Well, this dataset has quite a few numbers of lines that are not values, and we want to exclude this header. Good news is that lines in the header start a special characters “#”. So we can determine whether the line is in the header or not by evaluating the first letter.
The string object has a method for this. It is called startswith
.
CO2 = []
for line in contents:
if line.startswith('#') is False:
print(line)
We can see that line
is a string variable containing all the characters of each line.
(Try type(line)
to see the type of line
.)
We are interested in the CO$_2$ concentration that is in the middle of the string line
.
So we need to somehow break this long string into pieces to extract the CO$_2$ concentration.
Python has a host of string manipulation methods, built-in to string variables (a.k.a., objects), which are ideal for dealing with contents from text files.
We will mention only a few of these methods.
The split
method of a string object takes a string and breaks it into a list using a separator. For instance:
In [9]: print(line)
2018 9 2018.708 405.51 405.51 409.02 29
In [10]: type(line)
Out[10]: str
In [11]: print(line.split())
['2018', '9', '2018.708', '405.51', '405.51', '409.02', '29']
Finally, once we have the strings we desire, we can convert them to numerical types in order to make calculations.
If you loop through a list of strings, you can use the float
and int
functions on the string to get a number. For instance
CO2 = []
for line in contents:
if line.startswith('#') is False:
values = line.split()
CO2.append(float(values[3]))
For future purpose, we may want to save this array as another text file.
To write a string to the file that is defined by the file object f
, use the write
method attached to the file object:
f.write(astr)
Here, astr
is the string you want to write to the file. Note that a newline character is not automatically written to the file after the string is written.
To write a list of strings to the file, use the writelines
method:
f.writelines(contents)
Here, contents
is a list of strings.
In this example, we want to write CO$_2$ concentration to a new file, co2_keeling.txt
.
fileout = open('co2_keeling.txt', 'w') # open the text file to write
fileout.writelines(str(CO2))
fileout.close()
If you view the text file, the values are stored in one line. We can save one value in each line as the following.
outputstr = ['\n'] * len(CO2)
for i in range(len(CO2)):
outputstr[i] = str(CO2[i]) + outputstr[i]
fileout = open('co2_keeling.txt', 'w') # open the text file to write
fileout.writelines(outputstr)
fileout.close()
Data in the csv (comma-separated values) file
You often find data in csv format. It is not very different from text files, but data values are separated with comma as the name infers. You can read csv format data as above, but slightly different.
As an example, I extracted the car accident statistics in 2017 where the incidents are sorted by the age of the drivers who caused the accident. Get the data from here.
Let’s follow the steps in the previous example.

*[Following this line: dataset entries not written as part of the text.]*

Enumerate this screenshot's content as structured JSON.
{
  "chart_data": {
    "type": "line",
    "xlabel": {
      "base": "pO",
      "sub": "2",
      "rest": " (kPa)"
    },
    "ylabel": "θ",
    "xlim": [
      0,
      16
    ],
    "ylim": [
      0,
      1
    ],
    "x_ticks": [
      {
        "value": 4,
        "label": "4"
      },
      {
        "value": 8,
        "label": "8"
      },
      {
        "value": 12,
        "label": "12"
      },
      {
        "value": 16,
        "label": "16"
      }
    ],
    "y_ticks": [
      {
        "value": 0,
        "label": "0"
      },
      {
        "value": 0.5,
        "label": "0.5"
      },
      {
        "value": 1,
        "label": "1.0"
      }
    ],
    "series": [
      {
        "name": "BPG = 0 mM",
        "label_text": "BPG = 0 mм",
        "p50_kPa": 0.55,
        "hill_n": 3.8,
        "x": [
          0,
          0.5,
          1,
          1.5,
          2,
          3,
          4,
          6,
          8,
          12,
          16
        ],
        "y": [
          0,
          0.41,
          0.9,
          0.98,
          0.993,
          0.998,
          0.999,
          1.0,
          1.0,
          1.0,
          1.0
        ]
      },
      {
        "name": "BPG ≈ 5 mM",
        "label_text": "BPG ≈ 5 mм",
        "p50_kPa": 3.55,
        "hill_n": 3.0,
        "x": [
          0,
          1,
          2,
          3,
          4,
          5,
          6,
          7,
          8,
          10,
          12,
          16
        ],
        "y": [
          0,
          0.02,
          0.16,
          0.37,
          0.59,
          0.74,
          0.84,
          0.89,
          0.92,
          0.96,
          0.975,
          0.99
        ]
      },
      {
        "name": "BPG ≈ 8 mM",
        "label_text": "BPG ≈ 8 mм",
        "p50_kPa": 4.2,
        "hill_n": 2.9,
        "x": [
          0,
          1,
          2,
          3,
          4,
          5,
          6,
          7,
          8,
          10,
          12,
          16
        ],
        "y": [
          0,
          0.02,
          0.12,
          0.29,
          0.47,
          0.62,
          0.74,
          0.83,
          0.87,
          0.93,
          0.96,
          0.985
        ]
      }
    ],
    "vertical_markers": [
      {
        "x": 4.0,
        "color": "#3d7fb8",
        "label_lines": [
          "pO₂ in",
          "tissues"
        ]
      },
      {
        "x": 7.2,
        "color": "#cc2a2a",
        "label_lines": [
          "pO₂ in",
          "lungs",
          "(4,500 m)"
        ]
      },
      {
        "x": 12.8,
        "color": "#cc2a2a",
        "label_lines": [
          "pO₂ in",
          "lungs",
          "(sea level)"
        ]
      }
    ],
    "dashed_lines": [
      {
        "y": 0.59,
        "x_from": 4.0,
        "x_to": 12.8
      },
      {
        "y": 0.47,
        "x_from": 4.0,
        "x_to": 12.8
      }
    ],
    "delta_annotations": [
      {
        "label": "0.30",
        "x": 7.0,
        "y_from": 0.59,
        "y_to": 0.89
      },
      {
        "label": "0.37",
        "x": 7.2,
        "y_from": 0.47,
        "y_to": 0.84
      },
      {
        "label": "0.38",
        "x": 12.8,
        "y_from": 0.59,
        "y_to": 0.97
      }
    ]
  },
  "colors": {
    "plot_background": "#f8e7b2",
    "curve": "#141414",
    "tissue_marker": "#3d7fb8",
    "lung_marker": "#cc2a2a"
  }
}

f = open('caraccident_data.csv','r')
contents = f.readlines()
f.close()
The list variable contents
has each line as its element. The first line that is saved in contents[0]
contains the name of each column, but it is not the data values. So, I would do the following to read the total number of accident that is in the second column.
tot = []
for line in contents[1:]:
val = line.split(',')
tot.append(float(val[1]))
When using the split
method, we specified that the line could be separated by the comma.
Python carries the module called csv
to read and write csv files. That allows us to avoid doing tedious work of counting columns and rows.
Let’s use the csv
module.
import csv
with open('caraccident_data.csv', 'r') as csvfile:
csv_reader = csv.reader(csvfile)
cnt = 0
for row in csv_reader:
if cnt == 0:
print(f'Column names are {", ".join(row)}')
else:
print(f'Values are {", ".join(row)}')
cnt += 1
Rather than deal with a list of individual String elements, you can read CSV data directly into a dictionary. The csv
module provides a method DictReader
for us to organize the data as a dictionary variable.
import csv
# Option 1
f = open('caraccident_data.csv', 'r')
csv_reader = csv.DictReader(f)
print(csv_reader.fieldnames)
for row in csv_reader:
print(f'Total number of {row["type"]} is {row["total"]}')
f.close()
# Option 2
with open('caraccident_data.csv', 'r') as csvfile:
csv_reader = csv.DictReader(csvfile)
for row in csv_reader:
print(f'Total number of {row["type"]} is {row["total"]}')
Reading the CSV-type data using Pandas
pandas is an open source, BSD-licensed library providing high-performance, easy-to-use data structures and data analysis tools for the Python programming language. This package makes it even easier to handle cvs-type data files.
import pandas as pd
data = pd.read_csv('caraccident_data.csv')
print(data)
In IPython,
In [4]: whos
Variable Type Data/Info
---------------------------------
data DataFrame type tota<...>\n\n[6 rows x 10 columns]
pd module <module 'pandas' from '/U<...>ages/pandas/__init__.py'>
In [5]: print(data)
type total less than 20 ... 61-64 greater than 65 unknown
0 accident 1143175 44501 ... 62373 115674 75485
1 death toll 4185 125 ... 313 838 2
2 casualty toll 1803325 65622 ... 93589 172330 148784
3 major casualty 96810 3605 ... 7353 14565 1687
4 minor casualty 581589 19729 ... 35310 55037 50046
5 other casualty 1124926 42288 ... 50926 102728 97051
[6 rows x 10 columns]
To see the name of columns, you can try
data.columns
There are two different ways to print out a column.
data.type
data["type"]
This is how you can grab the rows.
data.head(2) # prints the first 2 rows
data.tail(1) # prints the last low
If you access the element, you can combine the name of the column and the number of the row.
print(data.type[3], data.total[3])
Using the indexing, we can get more than one rows.
print(data.total[1:3])
Selecting elements in a specific location is very similar to extracting elements from the array.
There are two ways of doing it.
When using loc
method, you can specify the name of the columns.
data.loc[:2, ['61-64','greater than 65']]
Or you can use iloc
for the location of the columns.
data.iloc[:1, 7:]
If you want to switch columns and rows,
data.T
pandas
package provides a simple statistical tools attached to the variable.
data.describe()
Exercise: Extract statistical information from the dataset.
One of the current issues is whether we regulate the permit for the senior drivers for the safety reasons. Let’s evaluate the data of the car accident in 2017 and see whether there is a statistical background for the regulation. Possible questions to be evaluated are.
- Are there more car accident caused by the drivers older than 60 than those with the age between 20-40?
- Do the accidents tend to be major by the drivers older than 60?